As an example, here is the same data set with naive calibration with bad configuration settings for the SVM.

Fitting SVM SVM + Platt SVM + Isotonic

Again we can see Platt and Isotonic are over-fitting a bit, but we can see they are both better than the initial SVM surface.

Despite Platt's suggestion in his paper, I actually prefer starting with the naive method and switching to cross validation only once I feel I need it. Part of this is speed. If you are using a classifier wrapped in GridSearch, then you have to do cross validation with grid search 3 times (to get the calibration data) before learning the final classifier with another round of grid search to learn the final classifier (otherwise there is leaked information in the parameters selected by the Grid Search). The other reason being, as I mentioned above, the nature of the damdage you can do is fixed. If accuracy drops suddenly afterwards, you know exactly what happend - and can then switch to the more robust methods.  Often enough, the naive method works just fine.

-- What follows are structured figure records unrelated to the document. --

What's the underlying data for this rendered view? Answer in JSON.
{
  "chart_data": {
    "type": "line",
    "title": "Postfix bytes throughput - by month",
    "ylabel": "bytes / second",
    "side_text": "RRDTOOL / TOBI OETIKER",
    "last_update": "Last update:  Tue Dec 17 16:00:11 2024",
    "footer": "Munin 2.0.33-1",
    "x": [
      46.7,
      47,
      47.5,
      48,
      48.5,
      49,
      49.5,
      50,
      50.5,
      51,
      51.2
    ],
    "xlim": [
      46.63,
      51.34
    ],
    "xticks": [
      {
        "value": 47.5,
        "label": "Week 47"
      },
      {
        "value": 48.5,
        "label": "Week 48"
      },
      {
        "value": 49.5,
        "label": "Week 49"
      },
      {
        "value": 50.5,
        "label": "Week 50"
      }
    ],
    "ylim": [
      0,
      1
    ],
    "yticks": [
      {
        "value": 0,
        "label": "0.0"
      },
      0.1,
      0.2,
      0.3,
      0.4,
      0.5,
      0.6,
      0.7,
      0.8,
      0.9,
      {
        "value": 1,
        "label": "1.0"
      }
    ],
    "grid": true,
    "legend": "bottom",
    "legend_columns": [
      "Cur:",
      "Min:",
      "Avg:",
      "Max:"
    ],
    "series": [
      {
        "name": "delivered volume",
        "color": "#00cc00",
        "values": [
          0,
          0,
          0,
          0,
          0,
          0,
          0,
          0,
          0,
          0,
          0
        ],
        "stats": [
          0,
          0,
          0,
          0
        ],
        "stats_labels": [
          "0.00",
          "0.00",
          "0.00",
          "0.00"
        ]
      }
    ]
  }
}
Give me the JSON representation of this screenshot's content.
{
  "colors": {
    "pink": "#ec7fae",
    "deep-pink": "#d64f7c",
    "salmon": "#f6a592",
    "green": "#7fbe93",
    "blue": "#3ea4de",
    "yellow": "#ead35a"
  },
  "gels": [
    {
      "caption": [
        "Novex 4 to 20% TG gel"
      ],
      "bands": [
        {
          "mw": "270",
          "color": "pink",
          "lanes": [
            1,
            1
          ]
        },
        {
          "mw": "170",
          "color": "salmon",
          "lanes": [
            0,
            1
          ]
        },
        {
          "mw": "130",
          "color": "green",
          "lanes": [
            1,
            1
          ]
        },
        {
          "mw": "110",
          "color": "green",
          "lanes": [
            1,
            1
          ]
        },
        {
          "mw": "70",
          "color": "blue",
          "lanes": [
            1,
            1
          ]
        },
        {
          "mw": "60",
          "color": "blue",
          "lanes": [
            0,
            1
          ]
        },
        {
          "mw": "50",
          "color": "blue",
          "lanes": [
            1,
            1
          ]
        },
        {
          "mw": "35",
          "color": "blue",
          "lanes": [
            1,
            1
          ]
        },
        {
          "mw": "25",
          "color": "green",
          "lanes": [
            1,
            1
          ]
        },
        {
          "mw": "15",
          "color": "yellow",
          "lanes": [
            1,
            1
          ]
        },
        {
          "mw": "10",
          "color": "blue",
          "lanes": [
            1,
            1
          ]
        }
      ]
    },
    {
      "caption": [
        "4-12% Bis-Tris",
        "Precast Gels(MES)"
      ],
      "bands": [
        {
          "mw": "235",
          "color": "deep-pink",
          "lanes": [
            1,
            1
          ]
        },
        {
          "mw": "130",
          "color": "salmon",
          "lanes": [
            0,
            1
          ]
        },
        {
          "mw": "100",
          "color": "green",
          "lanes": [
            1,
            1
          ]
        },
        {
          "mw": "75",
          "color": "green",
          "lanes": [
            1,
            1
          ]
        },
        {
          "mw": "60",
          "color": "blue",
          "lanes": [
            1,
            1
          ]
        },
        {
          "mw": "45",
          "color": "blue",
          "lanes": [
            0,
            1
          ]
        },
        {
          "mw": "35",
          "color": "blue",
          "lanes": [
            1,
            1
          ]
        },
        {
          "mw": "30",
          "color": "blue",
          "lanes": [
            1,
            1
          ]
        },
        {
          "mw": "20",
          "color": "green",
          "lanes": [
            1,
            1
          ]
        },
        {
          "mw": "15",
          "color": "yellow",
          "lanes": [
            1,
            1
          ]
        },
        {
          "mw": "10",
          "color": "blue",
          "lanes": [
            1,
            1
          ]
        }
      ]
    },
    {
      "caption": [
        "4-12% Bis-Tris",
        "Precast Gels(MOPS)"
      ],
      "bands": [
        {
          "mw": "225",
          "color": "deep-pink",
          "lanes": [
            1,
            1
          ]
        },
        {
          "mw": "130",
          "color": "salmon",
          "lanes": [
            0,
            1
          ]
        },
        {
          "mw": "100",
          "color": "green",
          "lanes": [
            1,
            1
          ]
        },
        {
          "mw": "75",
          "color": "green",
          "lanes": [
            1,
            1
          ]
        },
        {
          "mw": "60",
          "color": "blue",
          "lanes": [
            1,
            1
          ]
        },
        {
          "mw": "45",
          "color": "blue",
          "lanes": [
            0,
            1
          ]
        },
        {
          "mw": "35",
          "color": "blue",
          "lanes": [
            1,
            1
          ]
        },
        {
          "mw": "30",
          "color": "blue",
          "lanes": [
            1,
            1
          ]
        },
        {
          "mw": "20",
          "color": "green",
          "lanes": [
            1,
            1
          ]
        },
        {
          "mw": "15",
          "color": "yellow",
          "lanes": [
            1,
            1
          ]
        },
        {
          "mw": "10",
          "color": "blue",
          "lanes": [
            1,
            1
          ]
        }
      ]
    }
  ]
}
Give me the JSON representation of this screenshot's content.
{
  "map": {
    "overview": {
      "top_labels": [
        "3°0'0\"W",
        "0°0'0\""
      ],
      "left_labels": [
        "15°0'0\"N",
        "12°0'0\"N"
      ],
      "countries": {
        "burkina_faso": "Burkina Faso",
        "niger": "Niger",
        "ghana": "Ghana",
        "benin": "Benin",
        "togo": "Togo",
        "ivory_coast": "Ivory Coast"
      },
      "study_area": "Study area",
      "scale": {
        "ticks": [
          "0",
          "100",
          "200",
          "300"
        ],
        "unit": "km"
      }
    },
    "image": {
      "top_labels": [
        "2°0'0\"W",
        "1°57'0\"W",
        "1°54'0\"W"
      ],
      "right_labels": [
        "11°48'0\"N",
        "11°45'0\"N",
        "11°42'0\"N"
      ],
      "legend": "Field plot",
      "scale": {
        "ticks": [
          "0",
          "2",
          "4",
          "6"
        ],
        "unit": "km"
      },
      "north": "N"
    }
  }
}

However, it is important to remember that the underlying algorithm has never changed. If you try to perform probability calibration on a noisy data set using SVM, you may get an even worse result simply because SVMs are not good at learning the decision surfaces of noisy data sets.

The other benefit is that I can use the BinaryScoreClassifier in the OneVsAll meta classifier to improve generalization. Before, it simply took the votes for each class and normalized - but there would be cases where no class would get any vote, or many classes would all vote: see the example below for linear and RBF SVM.

When a classifier implements the BinaryScoreClassifier, I can resolve disputes by selecting the class that has the highest score - or distance from the margin. This leads to much cleaner decision surfaces (you also get much more milage out of linear classifiers).

I added this code in revision 716, which included editing a large number of linear classifiers to support the new interface. One of the things I may add is a static method for wrapping a classifier that natively supports probability estimates as a BinaryScoreClassifier. This way you can use the probability of class 0 as the score function, and re-calibrate the outputs using something more expressive like Isotonic Regression to increase the accuracy or just get better probability estimates.

1 comment:

  1. Great post. Clearly explains Platt's method, and provides lots of insight into its pros and cons.